One suspected Boston Marathon bomber was killed early Friday morning and police are hunting the other in Watertown, Mass., after the suspects killed an MIT police officer and wounded a Massachusetts Bay Transportation Authority officer in a wild chase that involved explosives and gunfire, authorities said.

"We believe this to be a terrorist," Boston police Commissioner Ed Davis said. "We believe this to be a man who came here to kill people."

All of Boston, Watertown, Cambridge, Newton, Waltham and Belmont are under a "shelter-in-place" order, with orders for all residents to stay home with doors locked. Do not open the door for anyone other than a licensed law enforcement officer, said Gov. Deval Patrick. The entire MBTA system has been shut down.

SWAT teams, machine guns drawn, were going door-to-door in Watertown. Blood was found behind one building and a police chemist was testing it.

The suspects were identified to The Associated Press as coming from the Russian region near Chechnya, which has been plagued by an Islamic insurgency stemming from separatist wars. A law enforcement intelligence bulletin obtained by the AP identified the surviving bomb suspect as Dzhokhar A. Tsarnaev, a 19-year-old who had been living in Cambridge, just outside Boston, and said he "may be armed and dangerous."

A man who described himself as an uncle, Ruslan Tsarni of Maryland, said the suspects are brothers who have been in the country since 2001.

When his wife showed him the picture of the suspects, he was "shaking."

"Anger, anger, anger. I can't come up with the words," Tsarni said when asked for his response to the terrorist attacks his nephews are accused of. "Unhuman."

A man who described himself as a friend of the suspects, Ahdi Moro, 22, of Watertown, said the two attended Cambridge Rindge & Latin School.

"I was pretty shocked," Moro said. "I would never think anything like that of them. They were good kids."

He said the older brother was a Golden Gloves boxer who is now the father of a 2-year-old and Dzhokhar was an all-star wrestler.

"He was a really quiet kid," Moro said. "He was very popular at school, like, the most popular kid at school. He was a really good-looking kid. He's as American as anybody. He grew up here. He's like a regular Cambridge kid."

He said the older brother was big and tough, and remembered how, on the first day of school, he was "picked on" by three kids - and beat up all three.

"These kids grew up around violence," Moro said. "They were always not scared of anything."
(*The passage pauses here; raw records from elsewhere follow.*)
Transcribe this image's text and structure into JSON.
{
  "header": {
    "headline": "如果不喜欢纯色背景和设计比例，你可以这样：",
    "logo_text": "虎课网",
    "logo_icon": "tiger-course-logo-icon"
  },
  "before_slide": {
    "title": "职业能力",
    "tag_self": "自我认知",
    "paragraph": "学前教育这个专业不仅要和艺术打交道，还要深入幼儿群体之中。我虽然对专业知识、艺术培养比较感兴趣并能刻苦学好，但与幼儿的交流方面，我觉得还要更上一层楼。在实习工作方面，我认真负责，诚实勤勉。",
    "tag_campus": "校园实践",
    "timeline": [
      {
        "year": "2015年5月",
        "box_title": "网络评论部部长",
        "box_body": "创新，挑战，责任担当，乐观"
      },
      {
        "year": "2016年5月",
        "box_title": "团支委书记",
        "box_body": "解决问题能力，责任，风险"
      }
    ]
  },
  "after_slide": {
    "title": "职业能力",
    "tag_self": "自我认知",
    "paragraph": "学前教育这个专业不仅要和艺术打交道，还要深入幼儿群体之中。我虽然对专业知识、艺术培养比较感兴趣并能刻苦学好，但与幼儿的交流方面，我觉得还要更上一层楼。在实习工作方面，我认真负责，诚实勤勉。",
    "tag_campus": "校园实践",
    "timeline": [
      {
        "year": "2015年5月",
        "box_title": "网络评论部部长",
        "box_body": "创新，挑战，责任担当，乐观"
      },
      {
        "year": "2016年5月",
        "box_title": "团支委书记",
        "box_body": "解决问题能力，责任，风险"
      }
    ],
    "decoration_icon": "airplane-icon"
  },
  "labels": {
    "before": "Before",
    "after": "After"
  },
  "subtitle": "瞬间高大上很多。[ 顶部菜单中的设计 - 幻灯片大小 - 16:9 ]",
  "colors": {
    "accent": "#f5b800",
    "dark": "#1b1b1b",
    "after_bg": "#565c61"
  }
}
State Police Col. Timothy Alben said the slain man was Suspect No. 1 in Monday's Boston Marathon bombings and the man police are seeking is Suspect No. 2, the man in the white hat seen in images released Thursday by the FBI. The fugitive was described as armed and dangerous, as police set a 20-block perimeter bordered by Arsenal Street and Mount Auburn Avenue. All vehicular traffic has been banned in Watertown.

A new photo of the man thought to be Suspect No. 2, taken from store video in a Cambridge 7-Eleven Friday night, showed him in a gray hoodie sweatshirt.

The chaotic, violent chain of events began with a report of shots fired on the MIT campus at about 10:20 p.m. Friday, according to a narrative released by the Middlesex District Attorney's office.

At 10:30 p.m., an MIT campus police officer was found with multiple gunshot wounds in his vehicle near Vassar and Main streets. He was pronounced dead at Massachusetts General Hospital.

Police then received reports of a carjacking at gunpoint by two men in the area of Third Street in Cambridge. The driver was held in the car by the suspects for about a half hour before he was released unharmed at a gas station on Memorial Drive.

Dozens of police who had converged on the initial MIT scene near Kendall Square after the shooting raced toward Watertown shortly before 1 a.m. Police had tried to pull over a carjacked vehicle, resulting in one suspect shot and 33-year-old MBTA officer Richard H. Donahue Jr. wounded. A manhunt was launched for the suspect who fled, with heavily armed SWAT teams and uniformed cops with their handguns drawn spreading through the area.

One suspect was critically injured in the course of the chase and died in a local hospital.